Internal tests from a leading industry vendor have shown that fixes applied to servers running Linux or Windows Server aren’t as detrimental as initially thought, with many use cases seeing no impact at all.
The Meltdown and Spectre vulnerabilities, first documented in January, seemed like a nightmare for virtualized systems, but that is overblown. There are a lot of qualifiers, starting with what you are doing and what generation processor you are using.
The tests were done on servers running Xeons of the Haswell-EP (released in 2014), Broadwell-EP (released in 2016), and Skylake-EP (released in 2017). Haswell and Broadwell were the same microarchitecture, with minor tweaks. The big change there was Broadwell was a die shrink. Skylake, though, was a whole new architecture, and as it turns out, that made the difference.
Meltdown and Spectre most negatively impact virtual environments with lots of transitions, apps spending a lot of time in privilege mode, apps with a high number of system calls and interrupts, or a larger number of user/kernel privilege changes.
And as it turns out, benchmarks show that with the patches applied to mitigate all of the vulnerabilities, general compute, integer, floating point, Linpack, streaming, server side apps, and energy efficiency suffer negligible to no impact. That’s because they are not making a lot of kernel calls and run in the user space for the majority of the time.
Also, apps that use DPDK, a network packet optimizer, saw no impact. So while DPDK is a high I/O library, it’s moving packets that bypass the kernel because they go through the network card, not the CPU. The patches had no impact.

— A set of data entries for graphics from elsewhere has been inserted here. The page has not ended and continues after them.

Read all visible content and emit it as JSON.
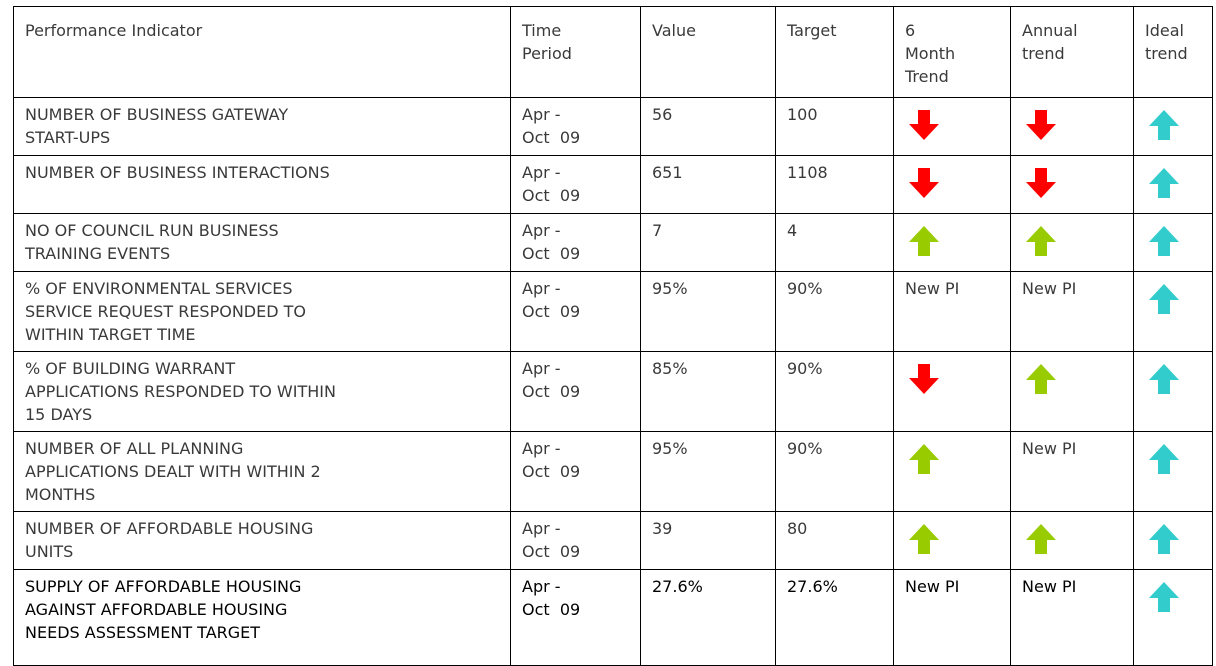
{
  "table": {
    "headers": [
      "Performance Indicator",
      "Time\nPeriod",
      "Value",
      "Target",
      "6\nMonth\nTrend",
      "Annual\ntrend",
      "Ideal\ntrend"
    ],
    "rows": [
      {
        "indicator": "NUMBER OF BUSINESS GATEWAY\nSTART-UPS",
        "period": "Apr -\nOct  09",
        "value": "56",
        "target": "100"
      },
      {
        "indicator": "NUMBER OF BUSINESS INTERACTIONS",
        "period": "Apr -\nOct  09",
        "value": "651",
        "target": "1108"
      },
      {
        "indicator": "NO OF COUNCIL RUN BUSINESS\nTRAINING EVENTS",
        "period": "Apr -\nOct  09",
        "value": "7",
        "target": "4"
      },
      {
        "indicator": "% OF ENVIRONMENTAL SERVICES\nSERVICE REQUEST RESPONDED TO\nWITHIN TARGET TIME",
        "period": "Apr -\nOct  09",
        "value": "95%",
        "target": "90%",
        "six_month_trend": "New PI",
        "annual_trend": "New PI"
      },
      {
        "indicator": "% OF BUILDING WARRANT\nAPPLICATIONS RESPONDED TO WITHIN\n15 DAYS",
        "period": "Apr -\nOct  09",
        "value": "85%",
        "target": "90%"
      },
      {
        "indicator": "NUMBER OF ALL PLANNING\nAPPLICATIONS DEALT WITH WITHIN 2\nMONTHS",
        "period": "Apr -\nOct  09",
        "value": "95%",
        "target": "90%",
        "annual_trend": "New PI"
      },
      {
        "indicator": "NUMBER OF AFFORDABLE HOUSING\nUNITS",
        "period": "Apr -\nOct  09",
        "value": "39",
        "target": "80"
      },
      {
        "indicator": "SUPPLY OF AFFORDABLE HOUSING\nAGAINST AFFORDABLE HOUSING\nNEEDS ASSESSMENT TARGET",
        "period": "Apr -\nOct  09",
        "value": "27.6%",
        "target": "27.6%",
        "six_month_trend": "New PI",
        "annual_trend": "New PI"
      }
    ]
  }
}
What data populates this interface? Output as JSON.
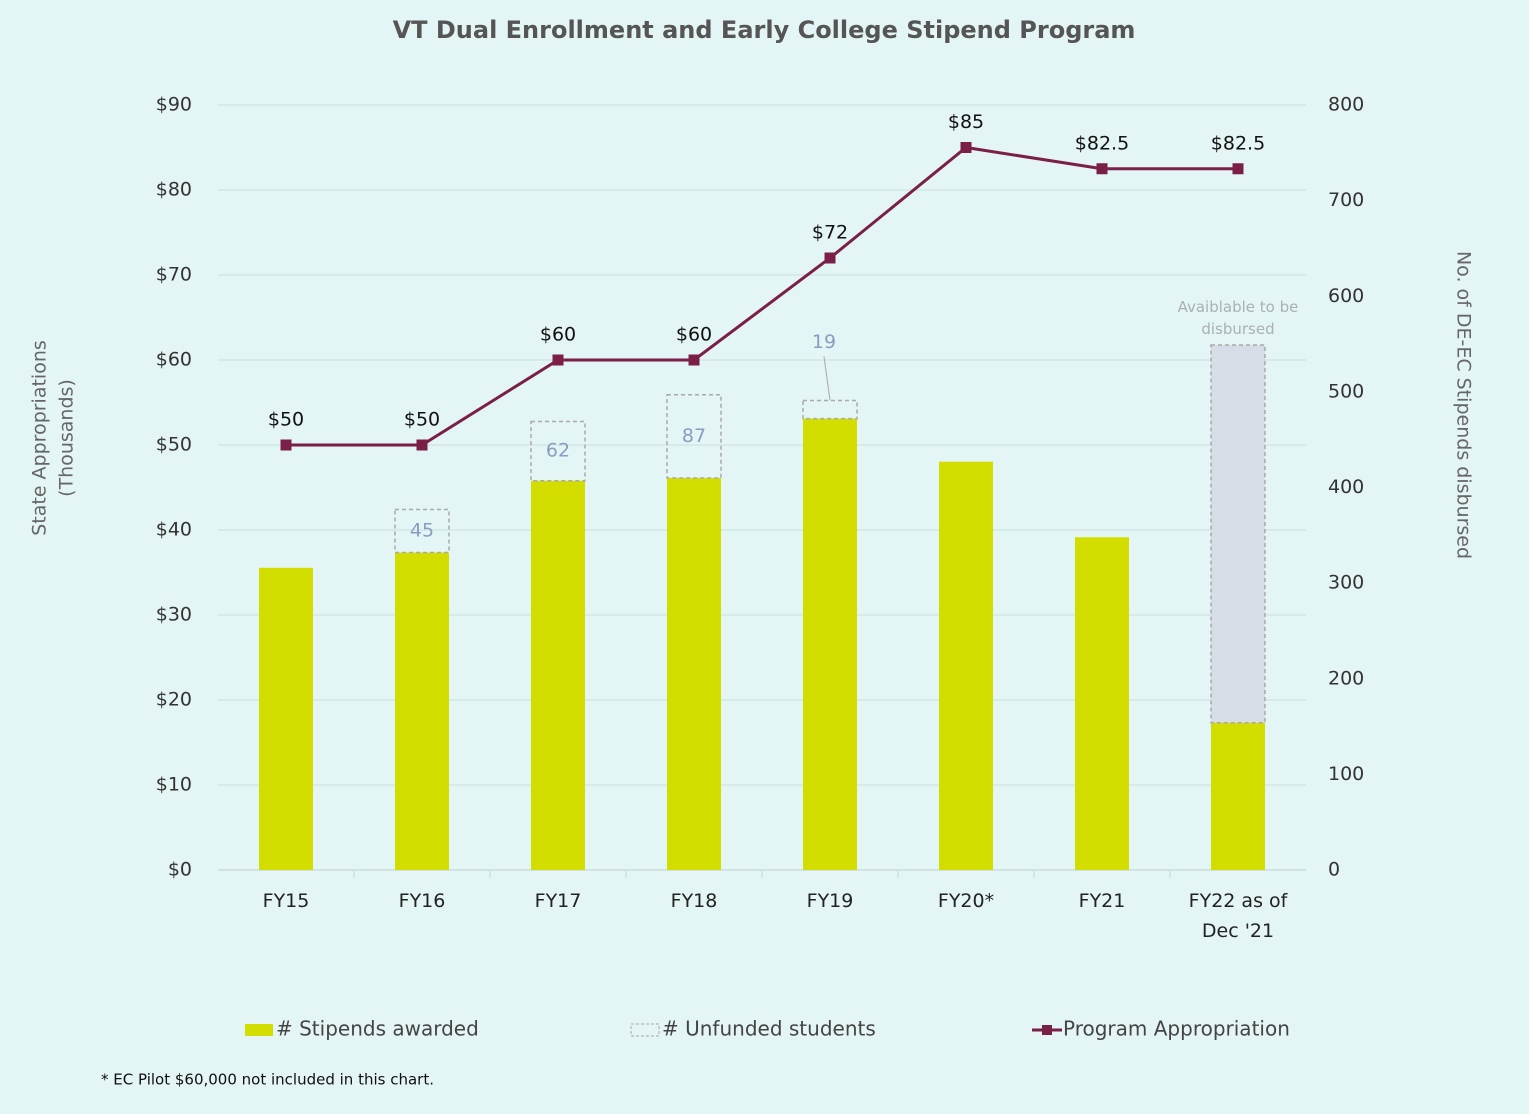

“The perception was anything with a lot of I/O activity would get impacted real bad,” said a source who asked to not be identified. “But not really. DPDK is a very I/O-intensive workload moving packets, but you bypass the kernel. The whole reason DPDK has high performance is it minimizes time spent in the kernel.”
In web serving runtimes, there was about a 10 percent impact. That’s because requests for a web page go to the kernel and that kernel transition is adding overhead.
Where the patches do affect performance
It’s storage-related activity where performance gets creamed, but only partially and only in certain circumstances. First, Skylake is unaffected thanks to how the microarchitecture was rearchitected.
The Haswell and Broadwell servers, though, took a 30 percent performance hit, and that was only if they used a patch called IBRS, a patch provided by Intel that provoked Linux major domo Linus Torvalds to go on one of his legendary blue streaks. If they used Retopoline, developed by Google, the performance impact was 1 to 2 percent.
Google is the firm that found Meltdown and Spectre and had several months to work on its patches, as opposed to the rushed IBRS. Much of the Linux world has rallied behind Retpoline, even though that means needing a new kernel and perhaps having to recompile apps.
There was another mitigating factor. Skylake saw a 10 percent drop in performance on FIO storage benchmarks when using 64kb blocks, while Broadwell and Haswell fell 20 percent — but everyone took it on the chin badly when using 4kb blocks. Skylake took a 32 percent performance hit, while Broadwell and Haswell plunged 60 percent.
The reason is pretty clear. Reading in a 1GB file in 4kb blocks means many more blocks to be read and moved about than 64kb blocks. Each block means an interrupt to protect the system, thus slowing things down.
Of course, not every bit of data can be read in 64kb or larger blocks. Database transactions might require smaller blocks, which will impact performance.
Also, it should be noted that this benchmark was conducted in an artificial scenario not very likely in a production scenario. The vendor ran the CPU at 100 percent utilization for the entire test, not something that will happen in the real world very often.
Another revelation that’s just downright funny is that reading data from traditional spinning hard drives has far less impact than a SATA SSD, and SATA in turn has less impact than a NVMe drive. The reason is that spinning drives are slower, so there is just less data passing through the CPU than on a SSD, and NVMe is designed to be much more parallel in data transfer than SATA. So, a faster SSD suffers more. But that is more than offset by the fact that NVMe drives are ridiculously fast, much faster than SATA SSDs.
What Linux and Microsoft users are doing
At this point, the Linux industry seems to have settled on Retpoline, and all of the major Linux distributions have updated to support it. Microsoft hasn’t indicated support one way or another. Given it comes from arch-nemesis Google, it would kill Microsoft to have to support it, but stranger things have happened.
The industry vendor said patches at this point are solid and there is not likely to be any major new optimizations. Intel plans to release new products this year that will address Meltdown and Spectre in silicon, but it has not provided any further details than that.